Poco después, Selene la vio: Isolda.
Cabello dorado, guantes de encaje, y un aire tan perfecto que parecía hecho por manos de porcelana. Llegó en una góndola privada y subió al barco sin mirar a nadie, como si todo le perteneciera.
Los rumores flotaron como espuma.
—Es la hija de un diplomático del norte…
—Viaja con la protección del capitán desde hace meses…
—Dicen que le pidió matrimonio en un baile privado…
Mireya no necesitaba escuchar esos murmullos para saberlo. Lo leyó en la forma en que Isolda y el capitán se miraron: como dos personas con historia.
Los días siguientes fueron un vaivén de miedos, esperanzas y pequeños gestos cargados de significado.
Mireya rondaba la cubierta, a veces convencida de su lugar en el corazón del capitán, a veces temblando de dudas. Isolda no pedía explicaciones, ni se mostraba celosa. Se movía como si ya hubiera ganado.
Y el capitán… sonreía. Demasiado. A ambas.
Selene observaba desde los márgenes. Hasta que una tarde, en medio de una pequeña fiesta improvisada en la cubierta, un niño de la tripulación trepó sobre un barril y cantó, al ritmo de las palmas:
—Un capitán, una capital, de un barco, de un barco…
A cada puerto lleva una mujer…
La rubia, la rubia, sensacional, sensacional…
Y la morocha nunca está de más…
Y si ven, y si ven, casándome, casándome…
Yo les diré cuál me gusta más…
Todos rieron, excepto Mireya.
Selene sintió que algo se quebraba.
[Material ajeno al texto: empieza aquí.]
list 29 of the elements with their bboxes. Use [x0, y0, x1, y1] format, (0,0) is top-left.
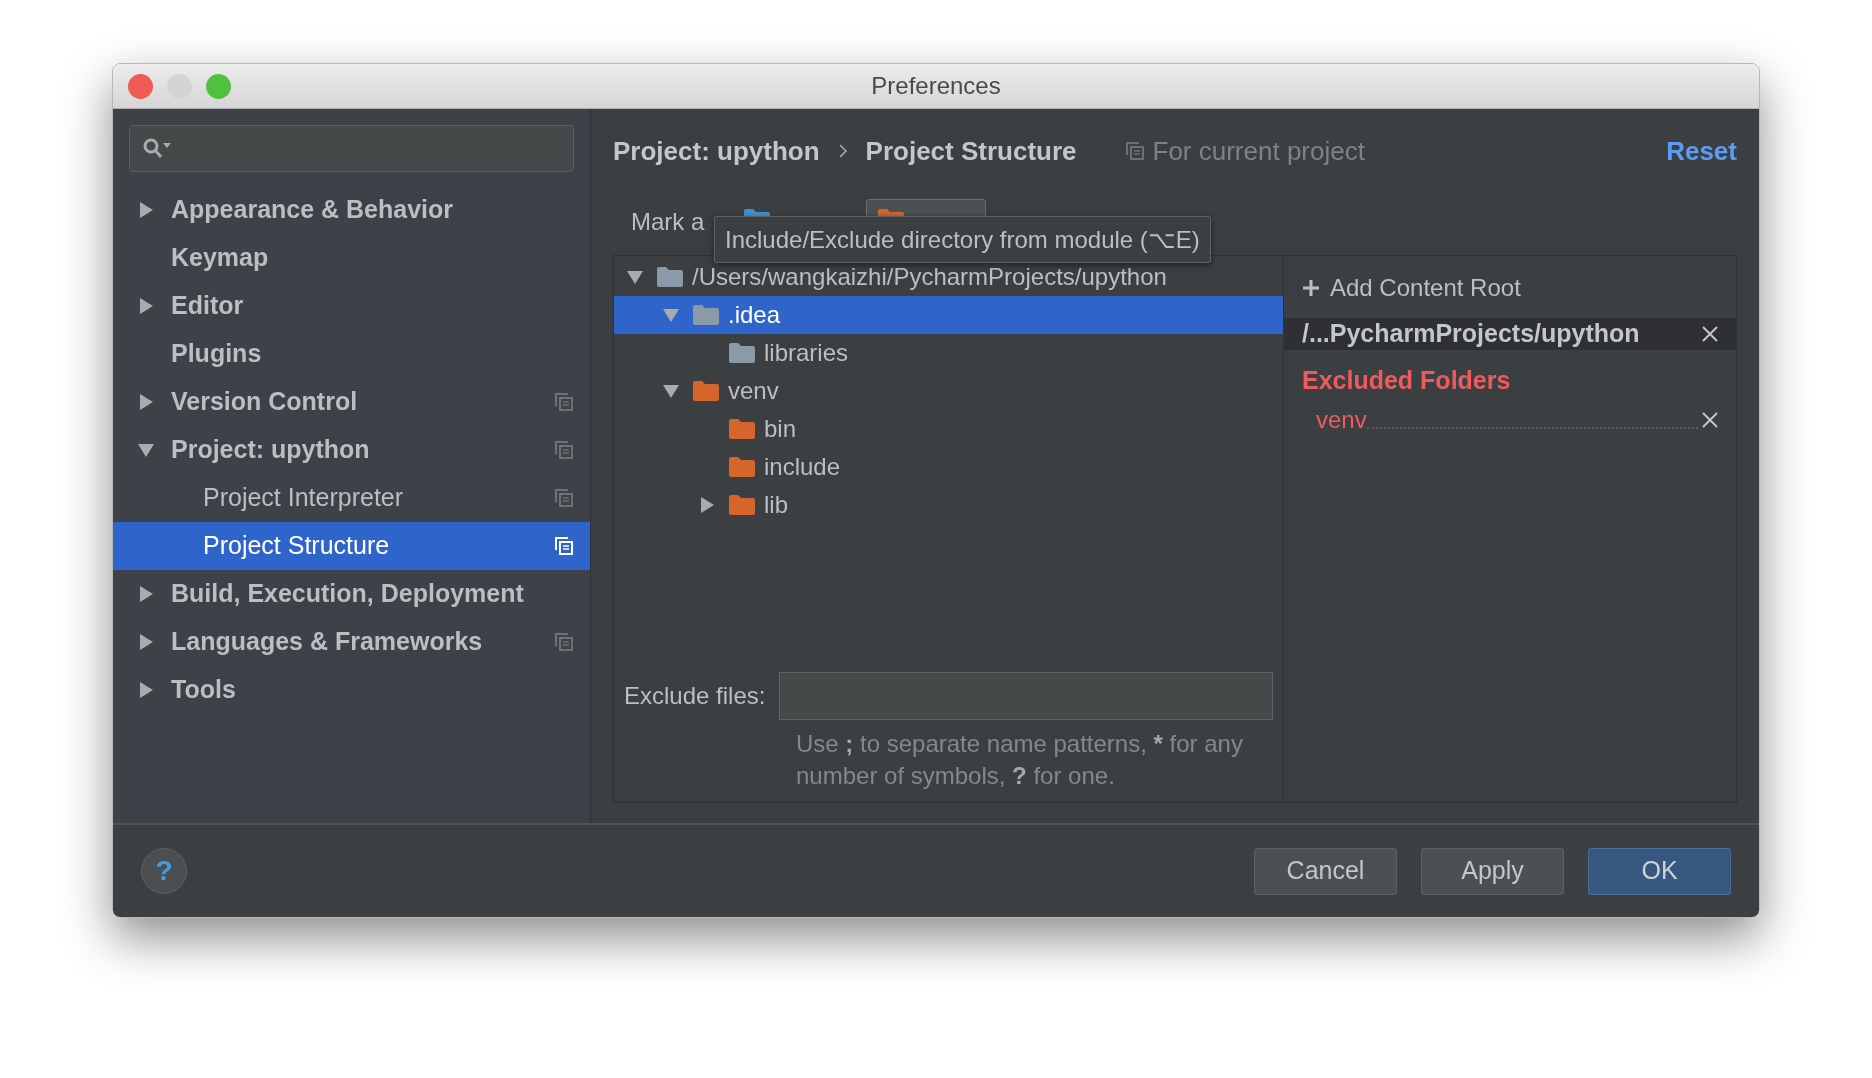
scope-label: For current project — [1152, 134, 1365, 168]
sidebar-label: Version Control — [171, 386, 358, 418]
sidebar-label: Languages & Frameworks — [171, 626, 483, 658]
breadcrumb-item: Project: upython — [613, 134, 820, 168]
breadcrumb-item: Project Structure — [865, 134, 1077, 168]
sidebar-label: Project Interpreter — [203, 482, 404, 514]
tooltip: Include/Exclude directory from module (⌥E) — [714, 216, 1211, 263]
tree-label: lib — [764, 490, 788, 520]
window-title: Preferences — [871, 71, 1001, 101]
sidebar-label: Project Structure — [203, 530, 390, 562]
sidebar-label: Appearance & Behavior — [171, 194, 454, 226]
tree-label: bin — [764, 414, 797, 444]
exclude-files-label: Exclude files: — [624, 681, 766, 711]
exclude-files-hint: Use ; to separate name patterns, * for any number of symbols, ? for one. — [796, 729, 1244, 791]
excluded-folder: venv — [1316, 405, 1367, 434]
sidebar-label: Plugins — [171, 338, 262, 370]
tree-label: venv — [728, 376, 779, 406]
excluded-folders-heading: Excluded Folders — [1301, 365, 1512, 396]
tree-label: libraries — [764, 338, 849, 368]
sidebar-label: Editor — [171, 290, 244, 322]
content-root-path: /...PycharmProjects/upython — [1302, 318, 1640, 350]
sidebar-label: Build, Execution, Deployment — [171, 578, 524, 610]
mark-as-label: Mark a — [631, 207, 705, 237]
tree-label: include — [764, 452, 841, 482]
sidebar-label: Project: upython — [171, 434, 370, 466]
sidebar-label: Keymap — [171, 242, 269, 274]
sidebar-label: Tools — [171, 674, 236, 706]
tree-label: /Users/wangkaizhi/PycharmProjects/upython — [692, 262, 1167, 292]
tree-label: .idea — [728, 300, 781, 330]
Como si la canción fuera más que un juego. Como si repitiera una verdad que todos sabían, pero nadie decía.
Más tarde, encontró al capitán solo, en la sala de mapas.
—¿Estás enamorado de alguna de ellas? —preguntó sin rodeos.
El capitán levantó la mirada. Ya no había sonrisa.
—No lo sé. Ambas me despertaron algo. Pero ahora… me siento dividido. No quiero herirlas.
—Entonces sé honesto —dijo Selene—. Aunque duela. El mar no perdona la indecisión.
A la mañana siguiente, el aire era denso. Todos lo sentían: un desenlace se avecinaba.
Mireya e Isolda fueron llamadas por separado. Selene no supo lo que se dijo. Solo vio a Mireya regresar con los ojos vidriosos… y un dejo de paz. Luego a Isolda, caminando con el mentón en alto.
Ninguna volvió a buscar al capitán.
Esa noche, cuando el barco cortaba las aguas bajo un cielo cargado de estrellas, el mismo niño volvió a cantar. Más lento esta vez. Más claro. Como si la melodía viniera de otro lugar.
—Un capitán, una capital… de un barco… de un barco…
A cada puerto lleva una mujer…
La rubia, la rubia… sensacional… sensacional…
Y la morocha… nunca está de más…
Y si ven… y si ven… casándome… casándome…
Yo les diré… cuál me gusta más…
Selene cerró los ojos. Algo en su pecho vibró como una cuerda pulsada por el viento. Y entonces lo supo: esa canción no era una burla, era un espejo. Una llave. Las palabras que el capitán no podía encontrar estaban ahí, en esa música que todos consideraban infantil.
Fue hasta él. Lo encontró solo, mirando al mar.
—La canción… —le dijo—. No es sobre elegir entre dos mujeres. Es sobre tener el valor de decir la verdad.
El capitán la miró, con una comprensión súbita en los ojos.
—Entonces es hora —dijo.
Y por fin, dio el paso.
Subió a cubierta, entre las sombras, y alzó la voz:
—Tal vez… aún no estoy listo para el amor. Pero sí para ser sincero.
La cubierta enmudeció.
Mireya alzó la vista desde un rincón. Isolda cruzó una pierna con elegancia.
El niño, sin saberlo, acababa de terminar su canción.
Y Selene, de pie bajo las velas, sintió que una puerta más se abría en su viaje.